Das Kambrium ist das unterste chronostratigraphische System und die älteste geochronologische Periode des Paläozoikums und damit des Phanerozoikums in der Erdgeschichte. Das Kambrium entspricht etwa dem Zeitraum vor etwa 542 bis 488,3 Millionen Jahren. Darunter bzw. davor liegt das Ärathem bzw. die Ära des Neoproterozoikums (Äon Proterozoikum) mit dem Ediacarium. Darüber folgt das System bzw. danach die Periode des Ordoviziums. Aus den Schichten, die älter sind als das Kambrium, sind nur sehr wenige Fossilien bekannt geworden. Der gesamte Zeitraum von der Entstehung der Erde vor etwa 4,56 Milliarden Jahren bis zur Entwicklung der Tierwelt im Kambrium wird in der älteren Literatur auch als Präkambrium bezeichnet.

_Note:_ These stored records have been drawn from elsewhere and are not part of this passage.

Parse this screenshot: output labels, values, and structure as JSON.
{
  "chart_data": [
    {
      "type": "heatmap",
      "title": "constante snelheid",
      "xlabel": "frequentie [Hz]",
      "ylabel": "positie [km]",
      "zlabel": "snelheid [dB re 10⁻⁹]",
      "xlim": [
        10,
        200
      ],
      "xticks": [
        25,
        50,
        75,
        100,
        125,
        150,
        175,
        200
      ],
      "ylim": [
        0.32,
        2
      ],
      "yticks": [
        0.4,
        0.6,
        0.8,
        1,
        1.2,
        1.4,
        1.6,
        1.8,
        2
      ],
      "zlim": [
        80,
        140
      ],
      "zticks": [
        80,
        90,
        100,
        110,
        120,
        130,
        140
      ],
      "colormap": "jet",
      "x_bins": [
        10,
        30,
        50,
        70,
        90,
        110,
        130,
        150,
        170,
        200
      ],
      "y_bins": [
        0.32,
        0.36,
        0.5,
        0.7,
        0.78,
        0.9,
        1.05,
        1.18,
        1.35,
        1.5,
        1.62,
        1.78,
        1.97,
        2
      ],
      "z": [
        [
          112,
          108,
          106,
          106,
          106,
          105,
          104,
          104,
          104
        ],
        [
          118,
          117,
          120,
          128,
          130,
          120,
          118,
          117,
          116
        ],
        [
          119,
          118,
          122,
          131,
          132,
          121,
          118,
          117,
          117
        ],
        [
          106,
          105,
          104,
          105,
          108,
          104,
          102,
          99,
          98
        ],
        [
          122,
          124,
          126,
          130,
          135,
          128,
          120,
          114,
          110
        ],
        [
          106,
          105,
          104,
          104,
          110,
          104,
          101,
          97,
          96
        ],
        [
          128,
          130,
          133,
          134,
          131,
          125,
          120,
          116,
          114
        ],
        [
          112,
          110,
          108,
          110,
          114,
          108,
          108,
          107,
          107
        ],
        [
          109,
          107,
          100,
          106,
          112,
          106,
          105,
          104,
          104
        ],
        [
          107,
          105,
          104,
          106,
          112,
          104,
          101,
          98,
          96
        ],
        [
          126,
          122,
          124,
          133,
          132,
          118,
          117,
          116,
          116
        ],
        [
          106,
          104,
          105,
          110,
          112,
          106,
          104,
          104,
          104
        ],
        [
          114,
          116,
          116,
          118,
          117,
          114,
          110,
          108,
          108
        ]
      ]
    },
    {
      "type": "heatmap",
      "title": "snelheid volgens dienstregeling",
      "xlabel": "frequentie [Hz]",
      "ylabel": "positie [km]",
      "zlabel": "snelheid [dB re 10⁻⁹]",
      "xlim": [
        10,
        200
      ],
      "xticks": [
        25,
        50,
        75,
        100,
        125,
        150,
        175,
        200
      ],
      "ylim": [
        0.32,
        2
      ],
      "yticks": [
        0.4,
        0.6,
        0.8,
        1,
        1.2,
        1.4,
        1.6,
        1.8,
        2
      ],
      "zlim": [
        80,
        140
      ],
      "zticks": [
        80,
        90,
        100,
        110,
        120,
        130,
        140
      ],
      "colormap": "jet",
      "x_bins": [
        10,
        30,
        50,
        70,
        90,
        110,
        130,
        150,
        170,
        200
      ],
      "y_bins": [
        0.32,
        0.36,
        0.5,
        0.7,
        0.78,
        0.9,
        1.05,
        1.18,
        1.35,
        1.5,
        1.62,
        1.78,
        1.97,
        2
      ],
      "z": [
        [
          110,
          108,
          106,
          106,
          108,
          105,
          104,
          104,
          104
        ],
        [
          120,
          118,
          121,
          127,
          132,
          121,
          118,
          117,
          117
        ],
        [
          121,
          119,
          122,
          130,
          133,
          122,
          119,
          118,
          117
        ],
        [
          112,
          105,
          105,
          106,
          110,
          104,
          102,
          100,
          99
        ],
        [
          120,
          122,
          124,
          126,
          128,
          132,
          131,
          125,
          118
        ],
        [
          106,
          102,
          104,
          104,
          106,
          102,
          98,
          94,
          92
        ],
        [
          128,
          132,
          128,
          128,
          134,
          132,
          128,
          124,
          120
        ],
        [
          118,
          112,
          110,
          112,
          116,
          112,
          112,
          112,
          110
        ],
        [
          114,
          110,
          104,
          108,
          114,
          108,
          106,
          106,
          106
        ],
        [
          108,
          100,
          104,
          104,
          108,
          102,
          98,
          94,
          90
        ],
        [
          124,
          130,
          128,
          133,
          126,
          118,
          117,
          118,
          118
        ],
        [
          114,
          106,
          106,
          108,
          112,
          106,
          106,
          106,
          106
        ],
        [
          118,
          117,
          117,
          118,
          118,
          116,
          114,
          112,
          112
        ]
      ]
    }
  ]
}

Geschichte und Namensgebung

Adam Sedgwick

Der Name Kambrium für dieses System wurde von Adam Sedgwick bereits 1835 nach dem lateinischen Namen von Wales (Cambria) vorgeschlagen, da dort Schichten des Kambriums aufgeschlossen sind.[4]

Der Beginn des Kambriums

Lange Zeit nahm man den Beginn des Kambriums bei etwa 600 Millionen Jahren vor der Gegenwart an, mit dem scheinbar ersten Auftreten von Fossilien. Erst in jüngster Zeit konnten auch in älteren Schichten Fossilien gefunden und untersucht werden. Noch vor 20 Jahren war der Beginn des Kambriums vor 590 bis 570 Millionen Jahren festgesetzt, mit dem Auftreten der ersten Trilobiten und Archaeocyathiden (erste Schwämme mit Kalkskelett). Durch radiometrische Methoden wurde dieser Zeitpunkt in den letzten Jahrzehnten immer näher in Richtung Gegenwart verschoben. Vor 542 Millionen Jahren ergibt sich ein Einschnitt in der weltweiten Verteilung des Kohlenstoff-Isotops C-13, der mit einem grundlegenden Wechsel in der fossilen Fauna einhergeht. Durch Untersuchungen von Zirkonen in Vulkanasche-Schichten aus dem frühen Kambrium in Oman konnte der Zeitpunkt dieser C-13-Anomalie mit einer Genauigkeit von 0,3 Millionen Jahren bestimmt werden. Er wird nunmehr als Beginn des Kambriums und somit auch des Beginns des Erdzeitalters (Ära) Paläozoikum angenommen.

Ende des Kambriums

In der ersten Hälfte des 19. Jahrhunderts wurden auch die Schichten, die direkt über den jüngsten Schichten des Kambriums liegen, noch als Silur bezeichnet. Nach Problemen bei der Grenzziehung wurde später für die basalen Schichten des Silurs in seinem ursprünglichen Umfang der Begriff Ordovizium geprägt, dieses wurde zwischen Kambrium und Silur eingeschoben. In der älteren Literatur kann deshalb das System des Ordoviziums fehlen bzw. können Schichten, die heute dem Ordovizium zugerechnet werden, als Untersilur bezeichnet werden.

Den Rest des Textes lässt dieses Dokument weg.